³ Department of Pediatrics, The Blalock-Taussig-Thomas Pediatric and Congenital Heart Center, Johns Hopkins School of Medicine, Johns Hopkins University, Johns Hopkins Hospital, 600 N. Wolfe Street, 1389 Blalock, Baltimore, MD, 21287, USA. cmanlhi1@jhmi.edu.

Abstract

Background: Anthracyclines are essential in pediatric cancer treatment, but patients are at risk cancer therapy-related cardiac dysfunction (CTRCD). Standardized definitions by the International Cardio-Oncology Society (IC-OS) aim to enhance precision in risk assessment.

Objectives: Categorize distinct phenotypes among pediatric patients undergoing anthracycline chemotherapy using unsupervised machine learning.

Methods: Pediatric cancer patients undergoing anthracycline chemotherapy at our institution were retrospectively included. Clinical and echocardiographic data at baseline, along with follow-up data, were collected from patient records. Unsupervised machine learning was performed, involving dimensionality reduction using principal component analysis and K-means clustering to identify different phenotypic clusters. Identified phenogroups were analyzed for associations with CTRCD, defined following contemporary IC-OS definitions, and hypertensive response.

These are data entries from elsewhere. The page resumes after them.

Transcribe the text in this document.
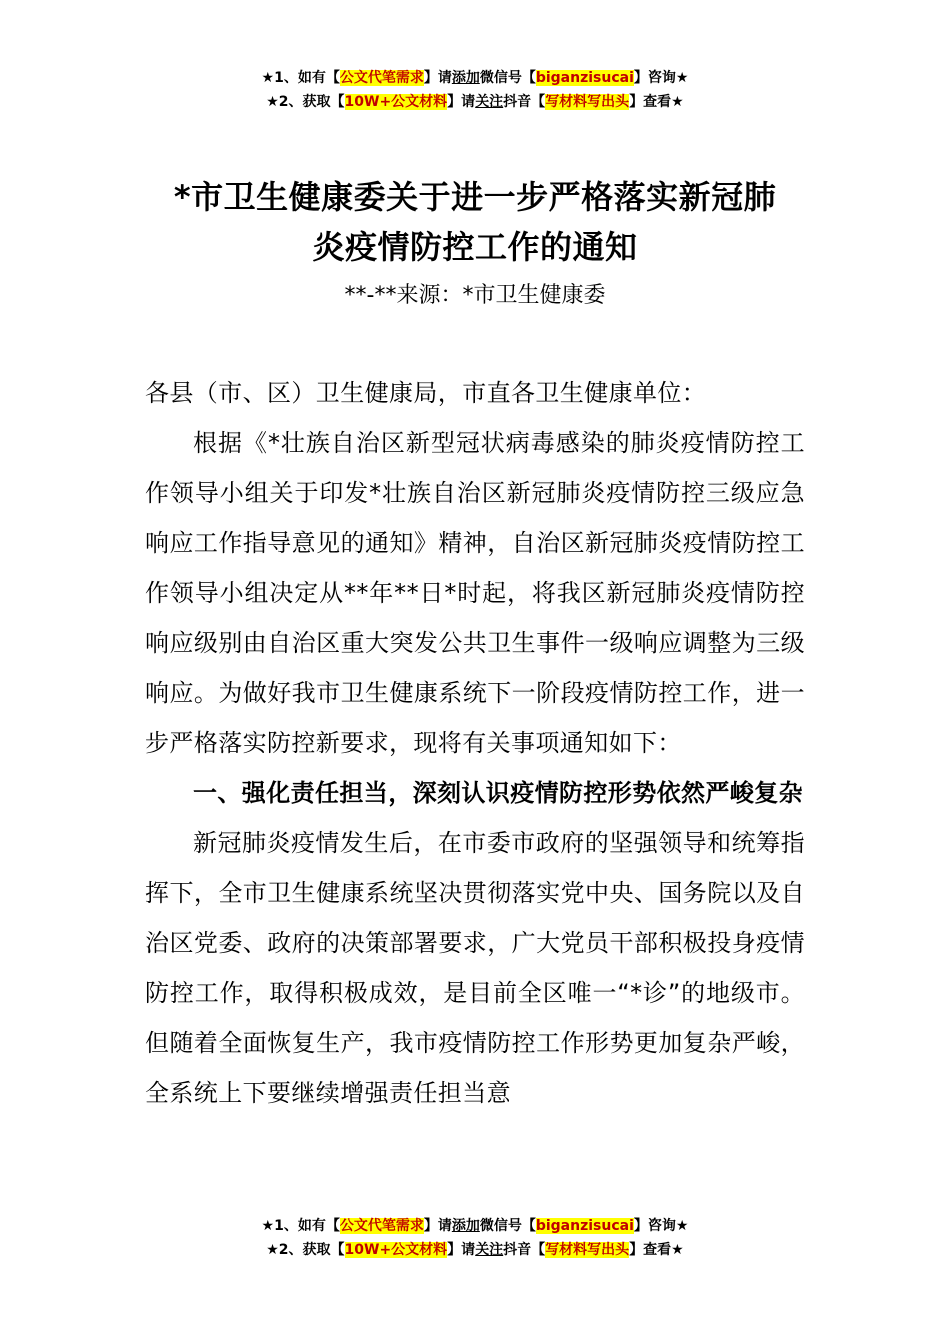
★1、如有【公文代笔需求】请添加微信号【biganzisucai】咨询★
★2、获取【10W+公文材料】请关注抖音【写材料写出头】查看★
*市卫生健康委关于进一步严格落实新冠肺
炎疫情防控工作的通知
**-**来源：*市卫生健康委

各县（市、区）卫生健康局，市直各卫生健康单位：

根据《*壮族自治区新型冠状病毒感染的肺炎疫情防控工作领导小组关于印发*壮族自治区新冠肺炎疫情防控三级应急响应工作指导意见的通知》精神，自治区新冠肺炎疫情防控工作领导小组决定从**年**日*时起，将我区新冠肺炎疫情防控响应级别由自治区重大突发公共卫生事件一级响应调整为三级响应。为做好我市卫生健康系统下一阶段疫情防控工作，进一步严格落实防控新要求，现将有关事项通知如下：

一、强化责任担当，深刻认识疫情防控形势依然严峻复杂

新冠肺炎疫情发生后，在市委市政府的坚强领导和统筹指挥下，全市卫生健康系统坚决贯彻落实党中央、国务院以及自治区党委、政府的决策部署要求，广大党员干部积极投身疫情防控工作，取得积极成效，是目前全区唯一“*诊”的地级市。但随着全面恢复生产，我市疫情防控工作形势更加复杂严峻，全系统上下要继续增强责任担当意

★1、如有【公文代笔需求】请添加微信号【biganzisucai】咨询★
★2、获取【10W+公文材料】请关注抖音【写材料写出头】查看★
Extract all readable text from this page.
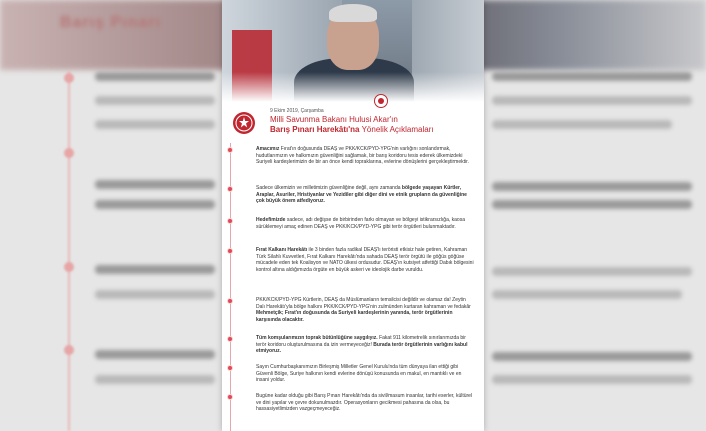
Barış Pınarı
9 Ekim 2019, Çarşamba
Milli Savunma Bakanı Hulusi Akar'ın
Barış Pınarı Harekâtı'na Yönelik Açıklamaları
Amacımız Fırat'ın doğusunda DEAŞ ve PKK/KCK/PYD-YPG'nin varlığını sonlandırmak, hudutlarımızın ve halkımızın güvenliğini sağlamak, bir barış koridoru tesis ederek ülkemizdeki Suriyeli kardeşlerimizin de bir an önce kendi topraklarına, evlerine dönüşlerini gerçekleştirmektir.
Sadece ülkemizin ve milletimizin güvenliğine değil, aynı zamanda bölgede yaşayan Kürtler, Araplar, Asuriler, Hristiyanlar ve Yezidiler gibi diğer dini ve etnik grupların da güvenliğine çok büyük önem atfediyoruz.
Hedefimizde sadece, adı değişse de birbirinden farkı olmayan ve bölgeyi istikrarsızlığa, kaosa sürüklemeyi amaç edinen DEAŞ ve PKK/KCK/PYD-YPG gibi terör örgütleri bulunmaktadır.
Fırat Kalkanı Harekâtı ile 3 binden fazla radikal DEAŞ'lı teröristi etkisiz hale getiren, Kahraman Türk Silahlı Kuvvetleri, Fırat Kalkanı Harekâtı'nda sahada DEAŞ terör örgütü ile göğüs göğüse mücadele eden tek Koalisyon ve NATO ülkesi ordusudur. DEAŞ'ın kutsiyet atfettiği Dabık bölgesini kontrol altına aldığımızda örgüte en büyük askeri ve ideolojik darbe vuruldu.
PKK/KCK/PYD-YPG Kürtlerin, DEAŞ da Müslümanların temsilcisi değildir ve olamaz da! Zeytin Dalı Harekâtı'yla bölge halkını PKK/KCK/PYD-YPG'nin zulmünden kurtaran kahraman ve fedakâr Mehmetçik; Fırat'ın doğusunda da Suriyeli kardeşlerinin yanında, terör örgütlerinin karşısında olacaktır.
Tüm komşularımızın toprak bütünlüğüne saygılıyız. Fakat 911 kilometrelik sınırlarımızda bir terör koridoru oluşturulmasına da izin vermeyeceğiz! Burada terör örgütlerinin varlığını kabul etmiyoruz.
Sayın Cumhurbaşkanımızın Birleşmiş Milletler Genel Kurulu'nda tüm dünyaya ilan ettiği gibi Güvenli Bölge, Suriye halkının kendi evlerine dönüşü konusunda en makul, en mantıklı ve en insani yoldur.
Bugüne kadar olduğu gibi Barış Pınarı Harekâtı'nda da sivil/masum insanlar, tarihi eserler, kültürel ve dini yapılar ve çevre dokunulmazdır. Operasyonların gecikmesi pahasına da olsa, bu hassasiyetlimizden vazgeçmeyeceğiz.
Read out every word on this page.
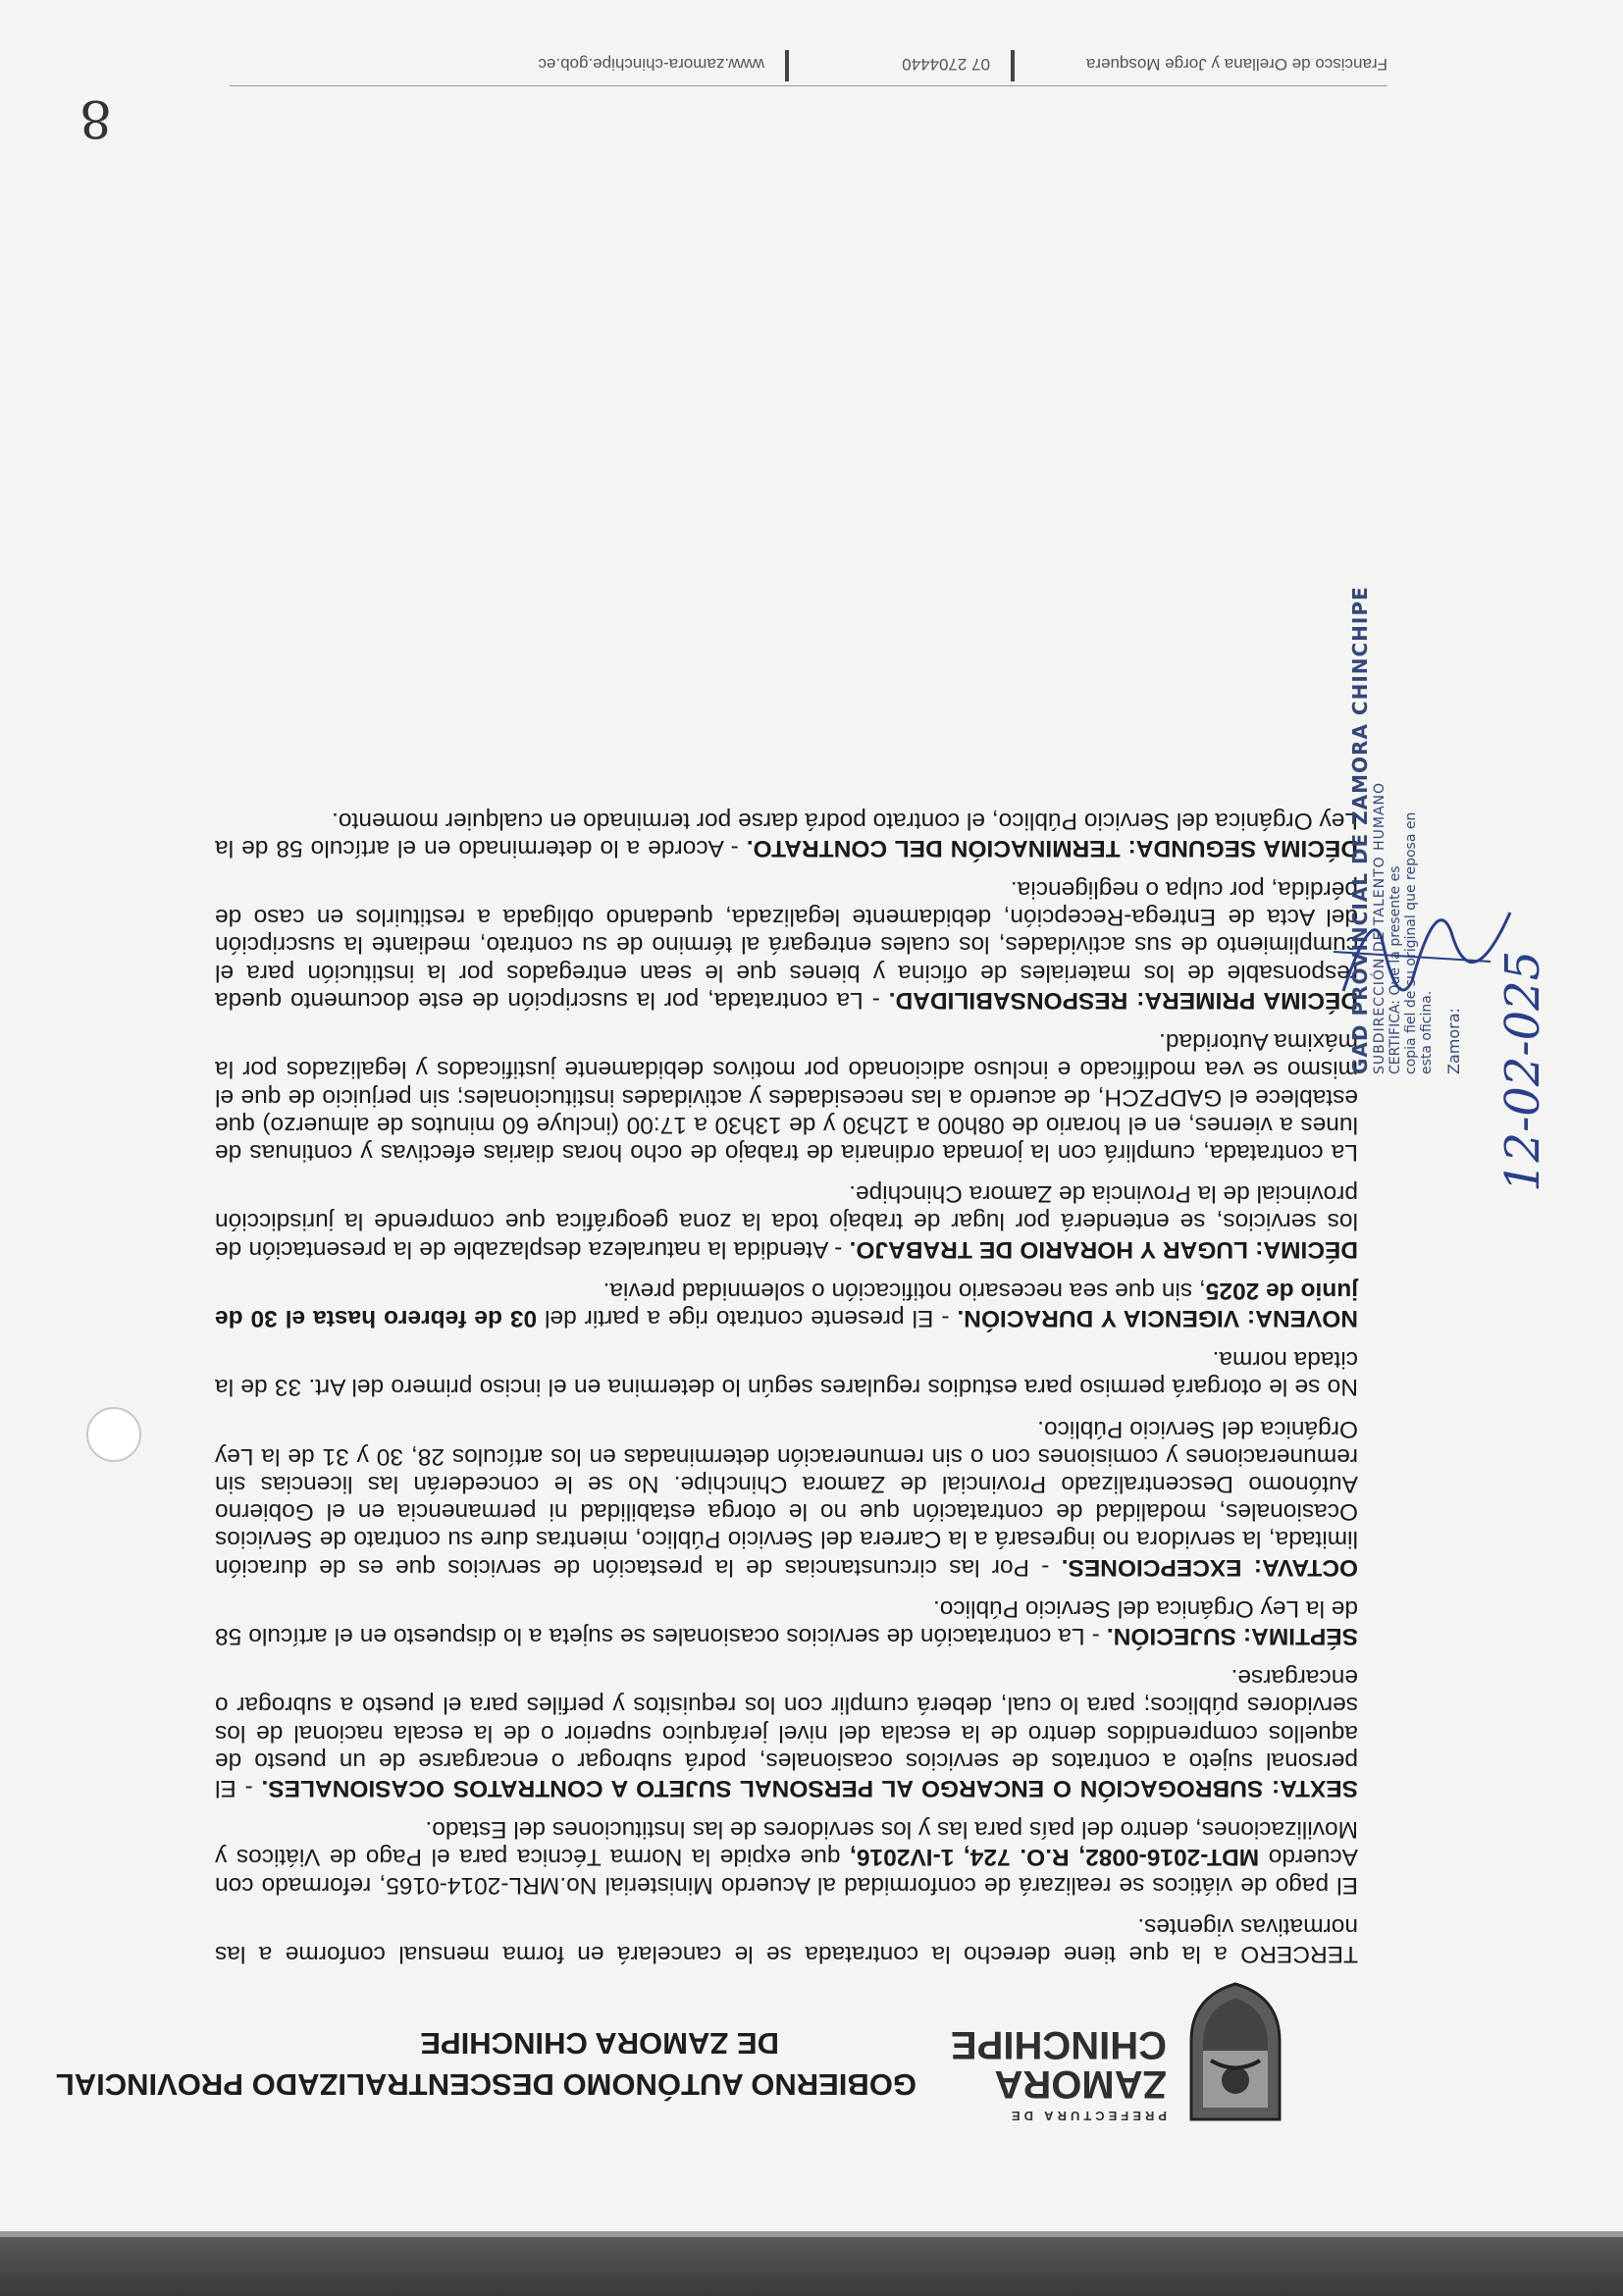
PREFECTURA DE
ZAMORA
CHINCHIPE
GOBIERNO AUTÓNOMO DESCENTRALIZADO PROVINCIAL
DE ZAMORA CHINCHIPE

TERCERO a la que tiene derecho la contratada se le cancelará en forma mensual conforme a las normativas vigentes.

El pago de viáticos se realizará de conformidad al Acuerdo Ministerial No.MRL-2014-0165, reformado con Acuerdo MDT-2016-0082, R.O. 724, 1-IV2016, que expide la Norma Técnica para el Pago de Viáticos y Movilizaciones, dentro del país para las y los servidores de las Instituciones del Estado.

SEXTA: SUBROGACIÓN O ENCARGO AL PERSONAL SUJETO A CONTRATOS OCASIONALES. - El personal sujeto a contratos de servicios ocasionales, podrá subrogar o encargarse de un puesto de aquellos comprendidos dentro de la escala del nivel jerárquico superior o de la escala nacional de los servidores públicos; para lo cual, deberá cumplir con los requisitos y perfiles para el puesto a subrogar o encargarse.

SÉPTIMA: SUJECIÓN. - La contratación de servicios ocasionales se sujeta a lo dispuesto en el artículo 58 de la Ley Orgánica del Servicio Público.

OCTAVA: EXCEPCIONES. - Por las circunstancias de la prestación de servicios que es de duración limitada, la servidora no ingresará a la Carrera del Servicio Público, mientras dure su contrato de Servicios Ocasionales, modalidad de contratación que no le otorga estabilidad ni permanencia en el Gobierno Autónomo Descentralizado Provincial de Zamora Chinchipe. No se le concederán las licencias sin remuneraciones y comisiones con o sin remuneración determinadas en los artículos 28, 30 y 31 de la Ley Orgánica del Servicio Público.

No se le otorgará permiso para estudios regulares según lo determina en el inciso primero del Art. 33 de la citada norma.

NOVENA: VIGENCIA Y DURACIÓN. - El presente contrato rige a partir del 03 de febrero hasta el 30 de junio de 2025, sin que sea necesario notificación o solemnidad previa.

DÉCIMA: LUGAR Y HORARIO DE TRABAJO. - Atendida la naturaleza desplazable de la presentación de los servicios, se entenderá por lugar de trabajo toda la zona geográfica que comprende la jurisdicción provincial de la Provincia de Zamora Chinchipe.

La contratada, cumplirá con la jornada ordinaria de trabajo de ocho horas diarias efectivas y continuas de lunes a viernes, en el horario de 08h00 a 12h30 y de 13h30 a 17:00 (incluye 60 minutos de almuerzo) que establece el GADPZCH, de acuerdo a las necesidades y actividades institucionales; sin perjuicio de que el mismo se vea modificado e incluso adicionado por motivos debidamente justificados y legalizados por la máxima Autoridad.

DÉCIMA PRIMERA: RESPONSABILIDAD. - La contratada, por la suscripción de este documento queda responsable de los materiales de oficina y bienes que le sean entregados por la institución para el cumplimiento de sus actividades, los cuales entregará al término de su contrato, mediante la suscripción del Acta de Entrega-Recepción, debidamente legalizada, quedando obligada a restituirlos en caso de pérdida, por culpa o negligencia.

DÉCIMA SEGUNDA: TERMINACIÓN DEL CONTRATO. - Acorde a lo determinado en el artículo 58 de la Ley Orgánica del Servicio Público, el contrato podrá darse por terminado en cualquier momento.

GAD PROVINCIAL DE ZAMORA CHINCHIPE SUBDIRECCIÓN DE TALENTO HUMANO CERTIFICA: Que la presente es copia fiel de su original que reposa en esta oficina. Zamora: 12-02-025
Francisco de Orellana y Jorge Mosquera
07 2704440
www.zamora-chinchipe.gob.ec
8
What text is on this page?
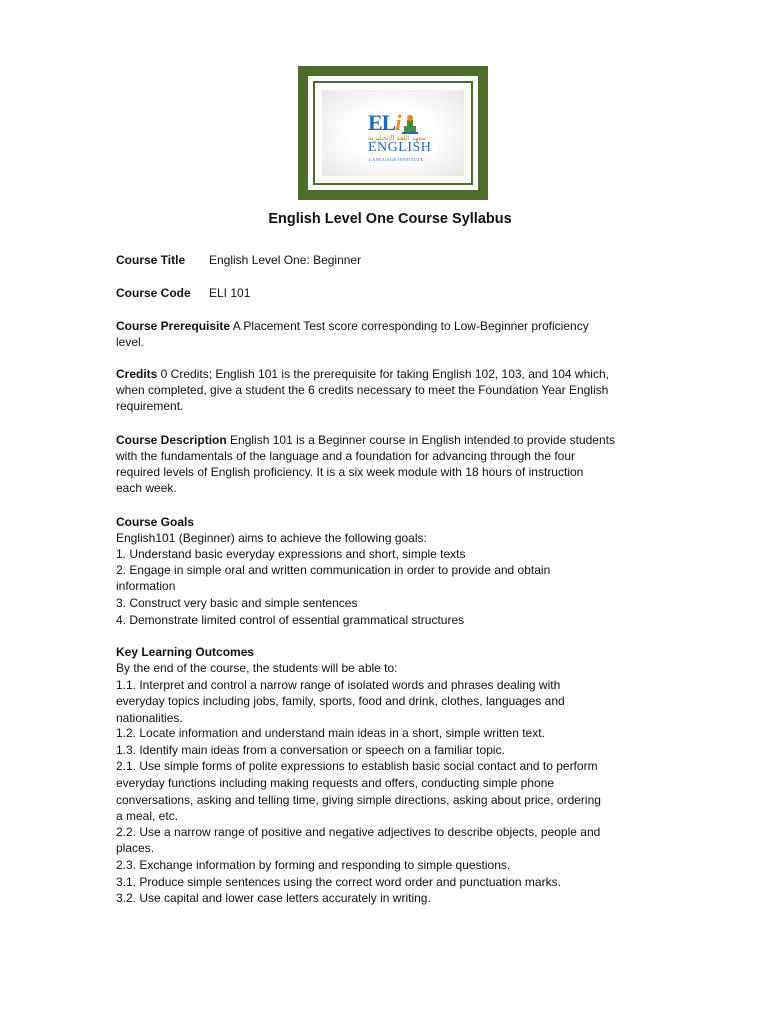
ELi
معهد اللغة الإنجليزية
ENGLISH
LANGUAGE INSTITUTE
English Level One Course Syllabus
Course Title English Level One: Beginner
Course Code ELI 101
Course Prerequisite A Placement Test score corresponding to Low-Beginner proficiency
level.
Credits 0 Credits; English 101 is the prerequisite for taking English 102, 103, and 104 which,
when completed, give a student the 6 credits necessary to meet the Foundation Year English
requirement.
Course Description English 101 is a Beginner course in English intended to provide students
with the fundamentals of the language and a foundation for advancing through the four
required levels of English proficiency. It is a six week module with 18 hours of instruction
each week.
Course Goals
English101 (Beginner) aims to achieve the following goals:
1. Understand basic everyday expressions and short, simple texts
2. Engage in simple oral and written communication in order to provide and obtain
information
3. Construct very basic and simple sentences
4. Demonstrate limited control of essential grammatical structures
Key Learning Outcomes
By the end of the course, the students will be able to:
1.1. Interpret and control a narrow range of isolated words and phrases dealing with
everyday topics including jobs, family, sports, food and drink, clothes, languages and
nationalities.
1.2. Locate information and understand main ideas in a short, simple written text.
1.3. Identify main ideas from a conversation or speech on a familiar topic.
2.1. Use simple forms of polite expressions to establish basic social contact and to perform
everyday functions including making requests and offers, conducting simple phone
conversations, asking and telling time, giving simple directions, asking about price, ordering
a meal, etc.
2.2. Use a narrow range of positive and negative adjectives to describe objects, people and
places.
2.3. Exchange information by forming and responding to simple questions.
3.1. Produce simple sentences using the correct word order and punctuation marks.
3.2. Use capital and lower case letters accurately in writing.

Results: A total of 187 patients (63.1% male, median age 15.5 years [10.4-18.7]) were included and received anthracycline chemotherapy with a median treatment duration of 0.66 years [0.35-1.92]. Median follow-up duration was 2.78 years [1.31-4.21]. Four phenogroups were identified with following distribution: Cluster 0 (32.6%, n = 61), Cluster 1 (13.9%, n = 26), Cluster 2 (24.6%, n = 46), and Cluster 3 (28.9%, n = 54). Cluster 0 showed the highest risk of moderate CTRCD (HR: 3.10 [95% CI: 1.18-8.16], P = 0.022) compared to other clusters. Cluster 3 demonstrated a protective effect against hypertensive response (HR: 0.30 [95% CI: 0.13- 0.67], P = 0.003) after excluding baseline hypertensive patients. Longitudinal assessments revealed differences in global longitudinal strain and systolic blood pressure among phenogroups.

Conclusions: Unsupervised machine learning identified distinct phenogroups among pediatric cancer patients undergoing anthracycline chemotherapy, offering potential for personalized risk assessment.

Keywords: Anthracycline; Cancer therapy–related cardiac dysfunction; Cardiotoxicity; Echocardiography; Machine learning.